Eu só precisei carregar o mouse uma vez durante meus testes, e isso aconteceu depois de passar um tempo usando os 4.000 Hz, que drenam a bateria bem mais rápido.
No uso normal, eu acredito que dá tranquilamente para passar umas duas semanas sem precisar pensar em carregador.
Então, no meu caso, eu preferi continuar nos 1.000 Hz. Eu não senti que os 4.000 Hz me deram uma vantagem grande o suficiente para justificar a perda de bateria.
E isso resume bem a minha experiência com o DeathAdder V3 Pro.
Em desempenho, eu praticamente não tenho reclamações. O sensor é excelente, os cliques são muito bons, a bateria dura bastante e o mouse é extremamente leve para o tamanho que tem.
O que realmente pode fazer alguém amar ou odiar esse mouse é o formato.

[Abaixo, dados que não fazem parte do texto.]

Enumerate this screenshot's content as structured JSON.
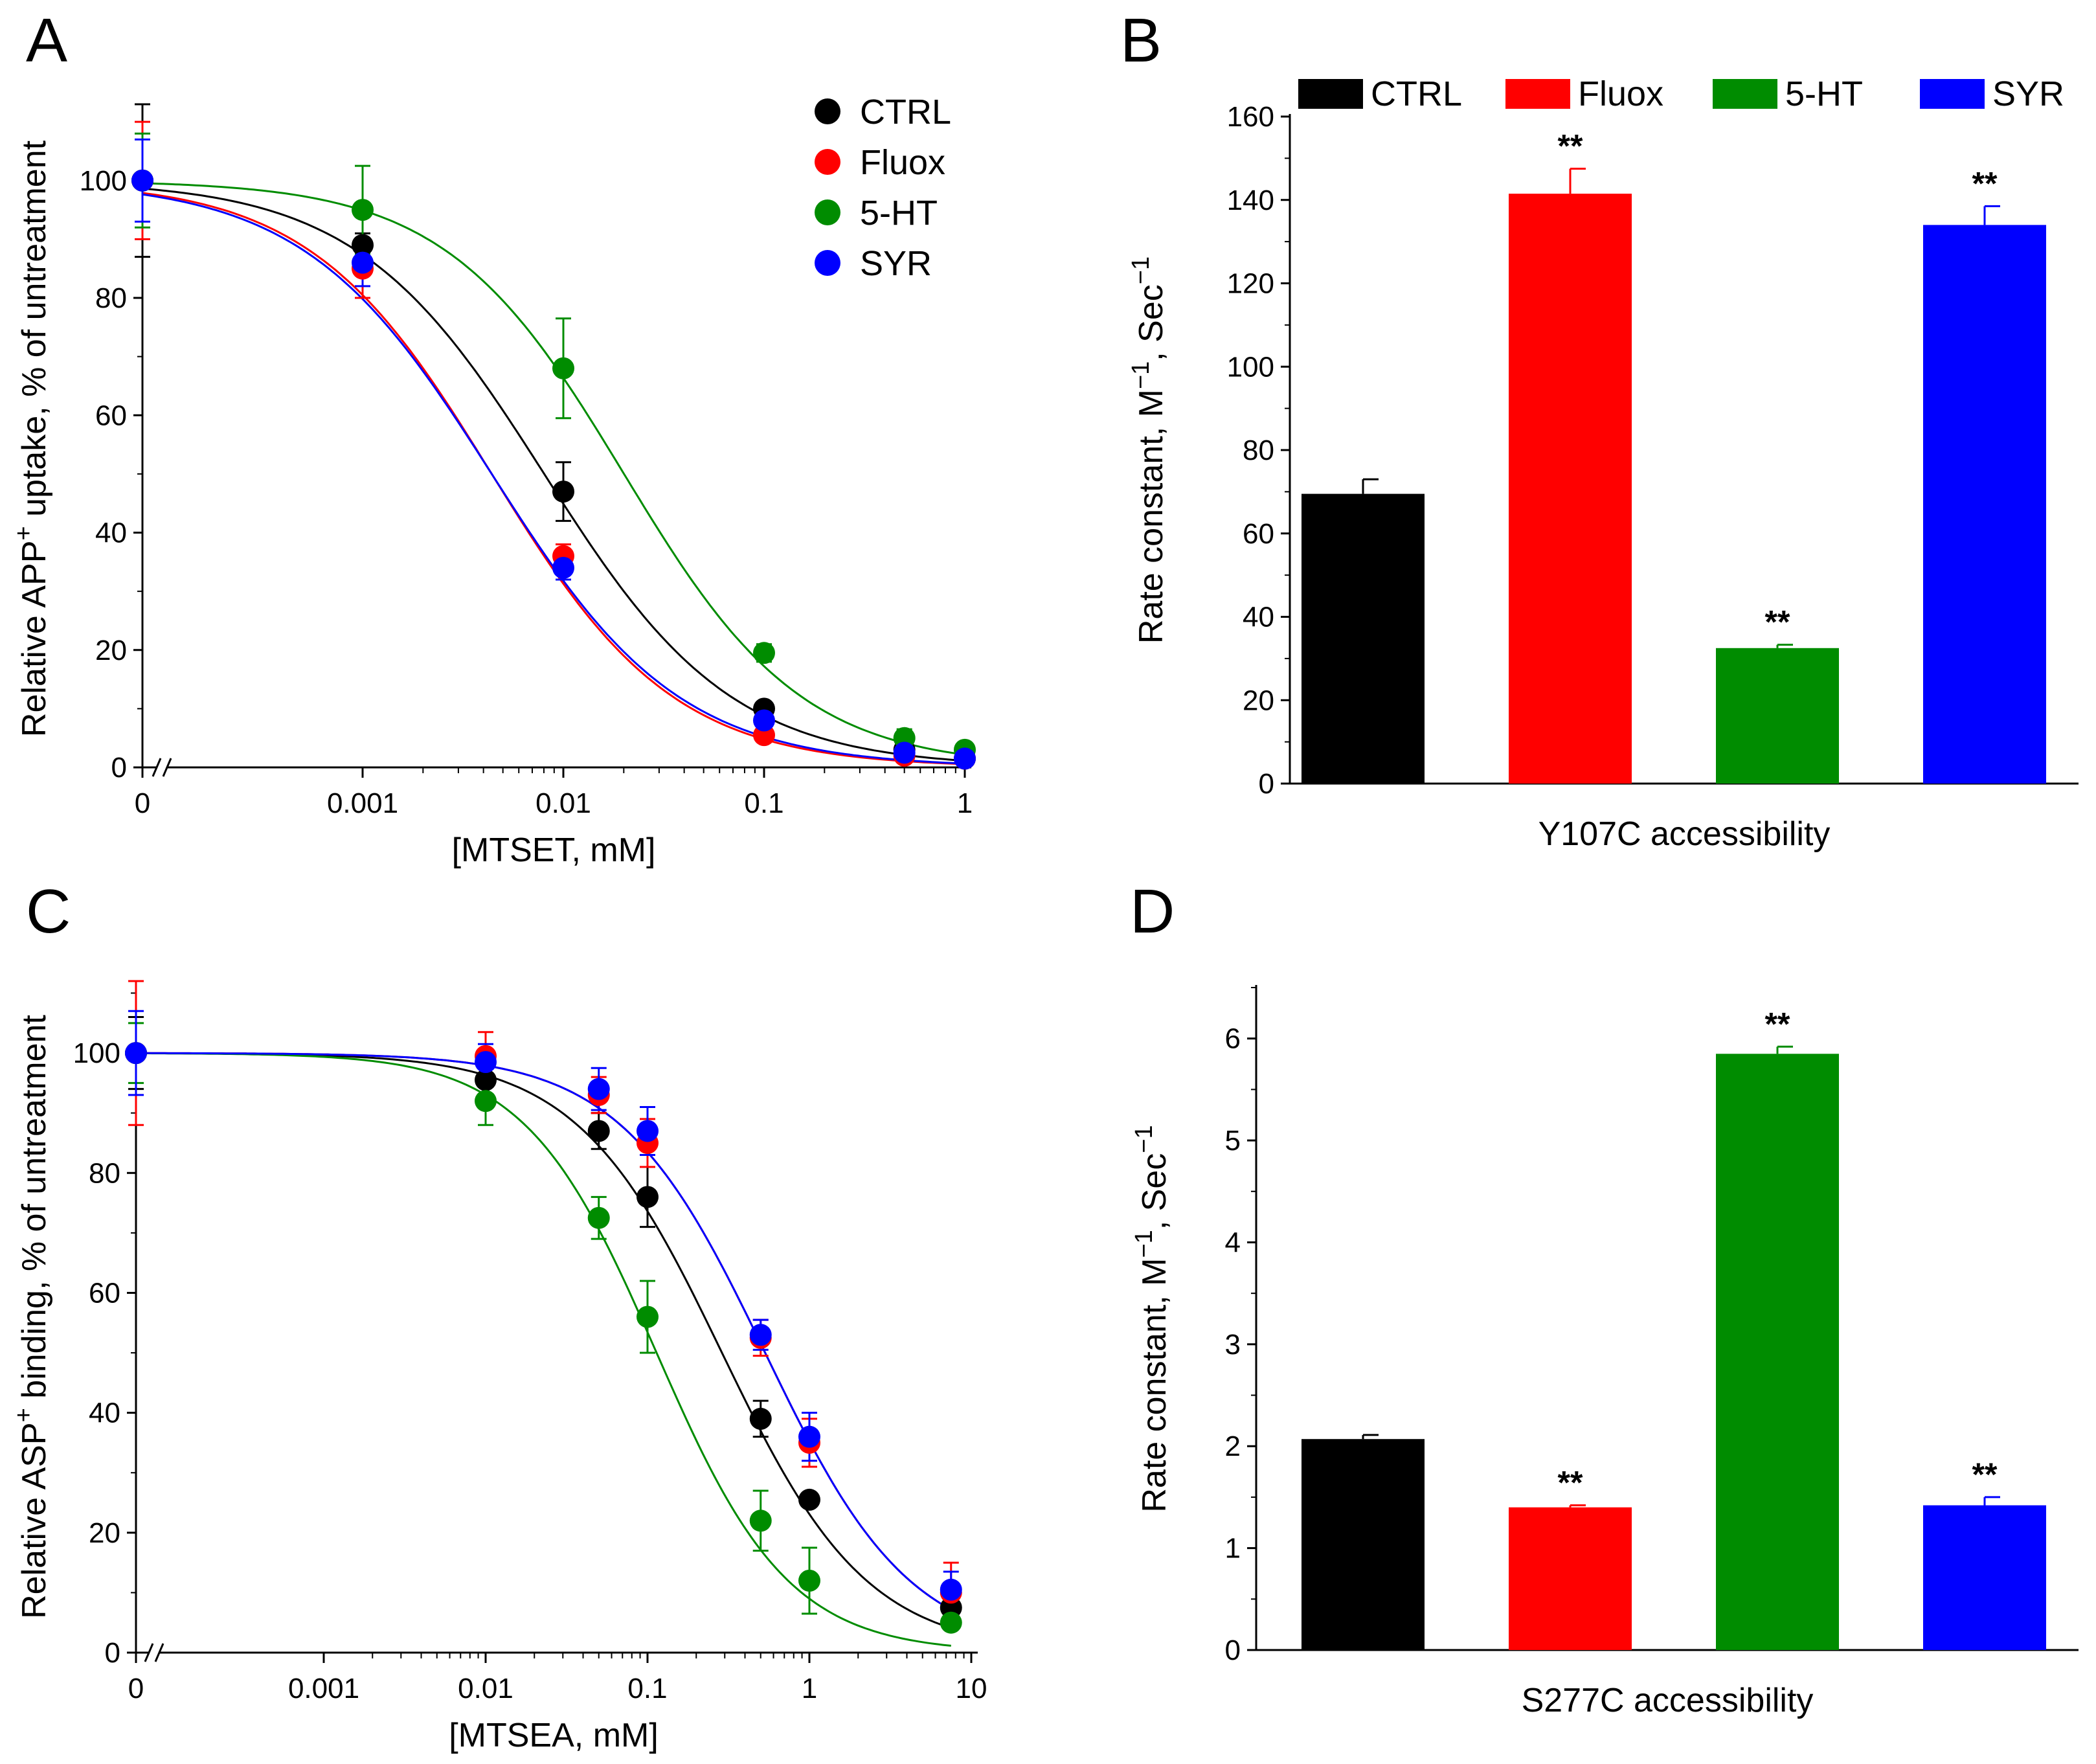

Eu gostei da ergonomia, mas ainda prefiro mouses menores e simétricos. Por isso eu precisei de um tempo para me acostumar com o DeathAdder e, mesmo depois da adaptação, eu ainda não considero ele o formato perfeito para mim.
Também acho que a Razer poderia ter feito mudanças um pouco menos drásticas em relação ao DeathAdder tradicional. Eu entendo que eles quiseram melhorar a ergonomia e deixar o mouse mais voltado para jogadores competitivos, mas quem já gostava muito do formato antigo pode estranhar.
Outro ponto que me incomodou foi a versão branca ficando marcada com facilidade. Não chega a afetar o desempenho, claro, mas é uma coisa que eu não esperava ver tão rápido.
E tem o preço.
Na época do lançamento, o DeathAdder V3 Pro custava cerca de 150 dólares, ou 165 dólares no pacote com o dongle de 4.000 Hz.
Eu acho caro.
Eu entendo que existe bastante tecnologia aqui e que a Razer está colocando um sensor muito bom, switches ópticos, bateria excelente e uma construção voltada para desempenho. Mas ainda assim, 150 dólares é bastante dinheiro para um mouse.
No final das contas, eu considero o DeathAdder V3 Pro um excelente mouse gamer. Durante os jogos ele entregou tudo que eu esperava e eu não encontrei nenhum problema real de desempenho.
Mas eu não acho que seja um mouse que eu compraria sem antes experimentar.
Se a minha mão encaixar bem no formato, eu provavelmente vou gostar muito dele. Se eu estiver acostumado com mouses pequenos e simétricos como eu estava, talvez eu precise de alguns dias ou até semanas para me adaptar.
Pra mim, essa foi a principal lição depois de usar o DeathAdder V3 Pro: não adianta olhar só para os números da ficha técnica.
30.000 DPI, 4.000 Hz, sensor super preciso e switches ópticos são muito legais, mas no final eu preciso conseguir segurar o mouse confortavelmente e jogar bem com ele.
No meu caso, o DeathAdder V3 Pro mostrou que é um mouse muito rápido, preciso e confiável, mas o formato acabou sendo mais importante do que qualquer uma dessas especificações.
Se eu tivesse que resumir minha experiência, eu diria que é um mouse excelente, mas não necessariamente para todo mundo. Eu gostei bastante dele, só que continuo preferindo aquele formato menor e simétrico que já estou acostumado.